February 08, 2014

The chronic malcontent whines about "snowpocalypse"

I've had it with snow. After three windy blizzards in three days, I am ready to go back to bed to wait for spring. I'm fed up with seeing families cavort past my snow-covered steps, carrying their sleds and boogie boards up to the park. Wipe those smiles off your faces! Stop laughing! Don't you know some of us prefer to suffer?

This morning I swept my front porch and steps, cutting a narrow trail to a plastic-wrapped newspaper someone dumped on my front walk, a paper I never ordered and don't want. A few minutes after I ducked back into my warm cave, it started snowing again. Within minutes my steps were an inch deep in white powder, and it hasn't let up since. My friends in Minnesota are probably playing the tiny whiny violin right now, but they don't understand that Portland is not equipped for more than three inches of snow. The city is shut down, essentially. The MAX and streetcars are running just to keep the lines clear, but many buses are on snow routes.

Up here on the shoulder of Mt. Tabor, I've heard some snow plows go by. I rush to the window to see flashing tail lights disappear around the corner. Sometimes they leave a trail of gravel in their wake. But buses are as rare as blue whales. It seems we have been abandoned, here on the busiest bus route of the city. The last bus I saw gingerly turning the corner onto Belmont was early on Thursday  morning. Now it's Saturday. Apparently we have been forgotten by mass transit. If I want off this hill, I'm going to have to hike down.

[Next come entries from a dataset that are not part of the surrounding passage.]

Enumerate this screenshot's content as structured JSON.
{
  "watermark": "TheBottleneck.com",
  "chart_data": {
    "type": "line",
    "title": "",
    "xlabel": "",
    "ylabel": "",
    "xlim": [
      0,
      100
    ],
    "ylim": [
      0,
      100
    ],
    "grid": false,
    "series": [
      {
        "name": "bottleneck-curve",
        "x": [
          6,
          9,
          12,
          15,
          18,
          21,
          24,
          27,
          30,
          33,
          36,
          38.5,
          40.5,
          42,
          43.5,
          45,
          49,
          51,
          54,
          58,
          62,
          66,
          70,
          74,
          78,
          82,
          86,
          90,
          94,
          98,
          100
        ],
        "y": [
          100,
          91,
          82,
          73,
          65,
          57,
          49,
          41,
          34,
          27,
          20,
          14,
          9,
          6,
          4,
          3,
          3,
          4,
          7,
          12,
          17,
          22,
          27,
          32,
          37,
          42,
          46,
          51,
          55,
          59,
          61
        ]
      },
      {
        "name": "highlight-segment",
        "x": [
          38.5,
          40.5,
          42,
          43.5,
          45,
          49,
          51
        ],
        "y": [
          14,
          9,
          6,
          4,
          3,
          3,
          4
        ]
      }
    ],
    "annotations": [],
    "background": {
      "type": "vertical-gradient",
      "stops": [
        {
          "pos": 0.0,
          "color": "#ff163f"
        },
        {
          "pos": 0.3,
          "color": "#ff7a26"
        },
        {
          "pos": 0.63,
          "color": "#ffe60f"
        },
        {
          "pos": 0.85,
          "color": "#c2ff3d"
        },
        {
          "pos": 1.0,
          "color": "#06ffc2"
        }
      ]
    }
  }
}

Luckily I have food. As long as the power stays on, I'm good. And I have snow boots (purchased after the snowstorm of 2008, learned my lesson), if I really have to get out of here. Meanwhile, there's nothing to do but focus on the things I am trying to avoid. The things that scare me. Like... marketing.

I remember one memorable winter in the 1960s when it snowed for days. We kids were in heaven, digging snow caves in 6-foot drifts. It was so cold in our drafty old farmhouse that my family camped out in the living room in front of the fireplace. As a pre-teen, I loved it. Later, I can say that the prospect of enduring more winters like that one was why I headed south as soon as I was old enough to fly the nest.

It may be a couple more days until the mess outside turns into slush and I can get my car out. I look forward to the moment. By then I will be out of eggs and fresh produce. I fear my cat might start to look strangely appetizing.